San Francisco: Microsoft confirmed on Monday that it will no longer make HD DVD drives for its Xbox 360 video game consoles.
The much-anticipated announcement comes in the wake of the format being abandoned by its creator, Japanese electronics giant Toshiba, as well as major Hollywood studios and US retail chains.
“As a result of recent decisions made by Toshiba, Hollywood studios, and retailers, Microsoft plans to withdraw from HD DVD,” the US technology titan said in a written statement released during the weekend.
“Xbox will no longer manufacture new HD DVD players for the Xbox 360, but we will continue to provide standard product and warranty support for all Xbox 360 HD DVD Players in the market.”
Toshiba last week conceded defeat to rival Sony in a long-running DVD format war.

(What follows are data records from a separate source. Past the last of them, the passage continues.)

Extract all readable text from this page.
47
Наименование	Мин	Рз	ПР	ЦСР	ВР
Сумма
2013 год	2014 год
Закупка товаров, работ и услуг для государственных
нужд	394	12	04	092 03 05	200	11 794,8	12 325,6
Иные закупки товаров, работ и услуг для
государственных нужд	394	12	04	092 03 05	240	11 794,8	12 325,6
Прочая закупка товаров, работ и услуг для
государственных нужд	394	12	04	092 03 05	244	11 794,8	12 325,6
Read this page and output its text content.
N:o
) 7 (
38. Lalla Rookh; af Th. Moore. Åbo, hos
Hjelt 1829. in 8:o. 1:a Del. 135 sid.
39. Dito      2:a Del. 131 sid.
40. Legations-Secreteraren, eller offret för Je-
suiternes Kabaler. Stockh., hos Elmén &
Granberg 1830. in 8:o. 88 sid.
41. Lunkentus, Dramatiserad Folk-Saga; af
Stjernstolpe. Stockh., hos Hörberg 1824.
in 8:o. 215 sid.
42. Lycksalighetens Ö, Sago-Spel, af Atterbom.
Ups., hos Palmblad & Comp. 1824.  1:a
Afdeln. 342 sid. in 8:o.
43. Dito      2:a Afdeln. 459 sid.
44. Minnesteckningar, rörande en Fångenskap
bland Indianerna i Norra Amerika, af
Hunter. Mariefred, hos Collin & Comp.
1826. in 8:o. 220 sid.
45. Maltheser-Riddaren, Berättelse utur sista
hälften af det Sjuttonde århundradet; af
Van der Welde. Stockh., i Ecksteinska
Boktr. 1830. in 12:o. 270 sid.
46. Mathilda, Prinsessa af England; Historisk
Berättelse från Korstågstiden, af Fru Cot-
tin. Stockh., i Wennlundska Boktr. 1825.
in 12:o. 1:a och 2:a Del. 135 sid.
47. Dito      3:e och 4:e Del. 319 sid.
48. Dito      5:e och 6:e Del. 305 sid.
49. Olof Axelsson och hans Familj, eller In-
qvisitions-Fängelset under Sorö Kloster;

Toshiba said it would stop selling its HD DVD machines by the end of March, clearing the way for the Blu-ray format developed by Sony and its partners to become the industry standard.
The victory is sweet revenge for Sony, which learned its lessons well from a defeat in a similar format war that erupted in the late 1970s between the VHS and Betamax types of video cassettes.
Sony includes a Blu-ray player in its own video game console, the PlayStation 3.
Analysts say the end of the format war will reduce consumer confusion and should encourage the Hollywood studios to bring out more movies on Blu-ray.
Toshiba has sold 700,000 HD DVD players globally, while 300,000 more HD DVD drives have been sold for Microsoft’s next-generation Xbox 360 video game console. Many more have been put into laptop computers.
“We do not believe this decision will have any material impact on the Xbox 360 platform or our position in the marketplace,” Microsoft said of abandoning HD DVD drives.
Microsoft did not reveal whether it plans to shift to the Blu-ray format.
Blu-ray and HD DVD both offer cinematic-quality images and multimedia features, but the movie studios were eager to see the emergence of just one standard, while many consumers had been reluctant to buy a machine that might become nearly useless.
HD DVD’s fate was sealed by a series of heavy setbacks, with Hollywood powerhouse Warner Brothers and US retail colossus Wal-Mart both throwing their weight behind Blu-ray.